Partout, les mages tombaient. Certains abattus par l'acier, d'autres criblés de flèches, mais les plus nombreux… s'effondraient simplement.
Comme si leur force les abandonnait. Comme si leur essence même s'effaçait du monde.
Un frisson glacial parcourut son dos.
Une anomalie.
Il leva la main, appelant sa magie.
Le mana afflua, vibrant sous sa peau, un fleuve d'énergie brûlante prêt à être déchaîné.
Il incanta un sort. Un dernier, un puissant.
Mais rien ne vint.
Le vide.
Un souffle invisible balaya le champ de bataille, un murmure silencieux qui brisa l'ordre du monde.
Les sorts en plein vol implosèrent.
Les barrières magiques se fissurèrent et tombèrent en miettes.
Les artefacts enchantés, si puissants, s'éteignirent comme de simples chandelles soufflées par le vent.
Un mur de silence.
Une onde sourde qui broyait tout.
Il essaya encore. En vain.
Sa magie ne répondait plus.
Autour de lui, les cris de panique se multiplièrent.
— « Ma magie… elle a disparu ! »
Un cri parmi tant d'autres. Un écho de désespoir qui se répercutait sur les pavés brisés.
Eldric fit volte-face.
Qui ? Qui avait fait cela ?
Il cherchait du regard un ennemi, un artefact, une explication. Mais il n'y avait que le vide.
Puis une douleur fulgurante.
Un choc.
Son souffle se coupa. Il baissa lentement les yeux.

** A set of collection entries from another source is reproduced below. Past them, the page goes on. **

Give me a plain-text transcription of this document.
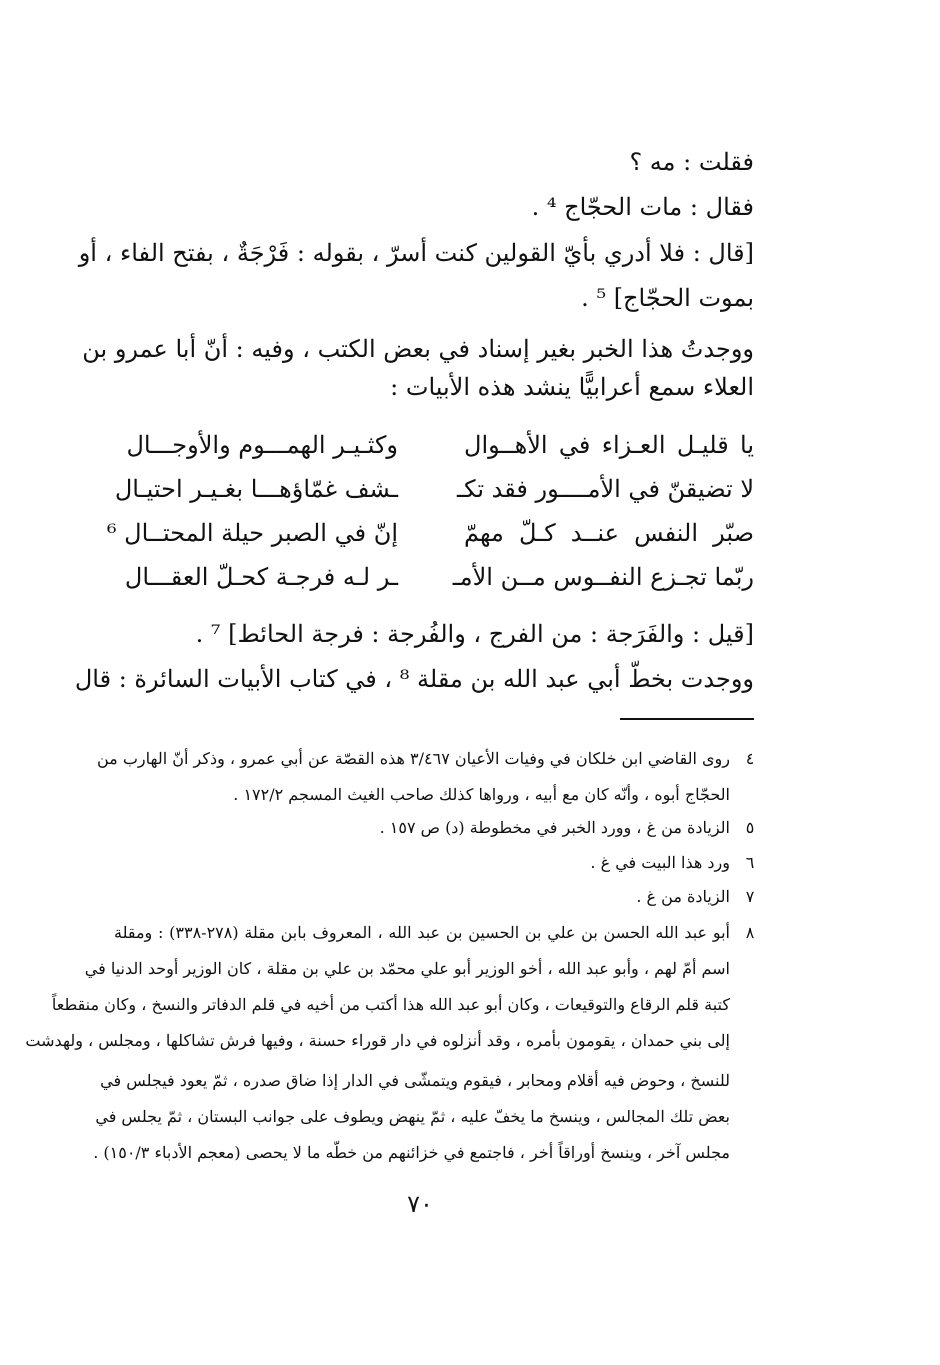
فقلت : مه ؟
فقال : مات الحجّاج ⁴ .
[قال : فلا أدري بأيّ القولين كنت أسرّ ، بقوله : فَرْجَةٌ ، بفتح الفاء ، أو
بموت الحجّاج] ⁵ .
ووجدتُ هذا الخبر بغير إسناد في بعض الكتب ، وفيه : أنّ أبا عمرو بن
العلاء سمع أعرابيًّا ينشد هذه الأبيات :
يا قليـل العـزاء في الأهــوال
وكثـيـر الهمـــوم والأوجـــال
لا تضيقنّ في الأمــــور فقد تكـ
ـشف غمّاؤهـــا بغـيـر احتيـال
صبّر النفس عنــد كـلّ مهمّ
إنّ في الصبر حيلة المحتــال ⁶
ربّما تجـزع النفــوس مــن الأمـ
ـر لـه فرجـة كحـلّ العقـــال
[قيل : والفَرَجة : من الفرج ، والفُرجة : فرجة الحائط] ⁷ .
ووجدت بخطّ أبي عبد الله بن مقلة ⁸ ، في كتاب الأبيات السائرة : قال
٤
روى القاضي ابن خلكان في وفيات الأعيان ٣/٤٦٧ هذه القصّة عن أبي عمرو ، وذكر أنّ الهارب من
الحجّاج أبوه ، وأنّه كان مع أبيه ، ورواها كذلك صاحب الغيث المسجم ١٧٢/٢ .
٥
الزيادة من غ ، وورد الخبر في مخطوطة (د) ص ١٥٧ .
٦
ورد هذا البيت في غ .
٧
الزيادة من غ .
٨
أبو عبد الله الحسن بن علي بن الحسين بن عبد الله ، المعروف بابن مقلة (٢٧٨-٣٣٨) : ومقلة
اسم أمّ لهم ، وأبو عبد الله ، أخو الوزير أبو علي محمّد بن علي بن مقلة ، كان الوزير أوحد الدنيا في
كتبة قلم الرقاع والتوقيعات ، وكان أبو عبد الله هذا أكتب من أخيه في قلم الدفاتر والنسخ ، وكان منقطعاً
إلى بني حمدان ، يقومون بأمره ، وقد أنزلوه في دار قوراء حسنة ، وفيها فرش تشاكلها ، ومجلس ، ولهدشت
للنسخ ، وحوض فيه أقلام ومحابر ، فيقوم ويتمشّى في الدار إذا ضاق صدره ، ثمّ يعود فيجلس في
بعض تلك المجالس ، وينسخ ما يخفّ عليه ، ثمّ ينهض ويطوف على جوانب البستان ، ثمّ يجلس في
مجلس آخر ، وينسخ أوراقاً أخر ، فاجتمع في خزائنهم من خطّه ما لا يحصى (معجم الأدباء ١٥٠/٣) .
٧٠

Une lame avait transpercé son dos. Une pointe d'acier maculée de son propre sang ressortait de son ventre.
Sa vision vacilla, il tourna la tête.
Un homme se tenait là, un visage familier.
Un ancien camarade. Un mage.
— « C'était la seule solution. »
Ses jambes cédèrent sous lui.
Il tomba à genoux, ses mains tremblantes cherchant un appui qui n'existait plus.
Autour de lui, ses frères d'armes tombaient à leur tour, leurs regards vides, leurs bouches ouvertes sur des prières muettes.
La magie était morte.
Son regard se leva une dernière fois vers le ciel.
Il n'y avait plus d'éclairs. Plus d'incantations brûlantes. Plus rien.
Juste le silence.
Un dernier soupir, un dernier murmure.
— « Si vous tuez la magie… que restera-t-il de ce monde ? »
Puis la chute.
L'obscurité.
Un vide absolu. Un néant si profond qu'il semblait s'étendre à l'infini, écrasant toute notion de temps, de son ou de mouvement. Ce n'était pas seulement une absence, mais une sensation étrangère, presque oppressante, où rien n'existait vraiment, pas même la douleur.
Était-ce cela, la mort ?
Il n'en savait rien.
Mais des souvenirs flottaient dans ce néant. La guerre. Le sang versé. L'instant précis où la magie s'était éteinte, où le monde avait changé. La trahison, aussi vive dans sa mémoire que si elle venait de se produire. Et cette lame, froide, tranchante, qui l'avait transpercé.
Puis plus rien.
Le temps semblait suspendu, mais quelque chose émergea du néant. Un battement. D'abord sourd, faible, presque imperceptible, puis un autre, puis encore un autre. Son cœur battait, comme une ancre fragile dans un univers qui menaçait de l'engloutir.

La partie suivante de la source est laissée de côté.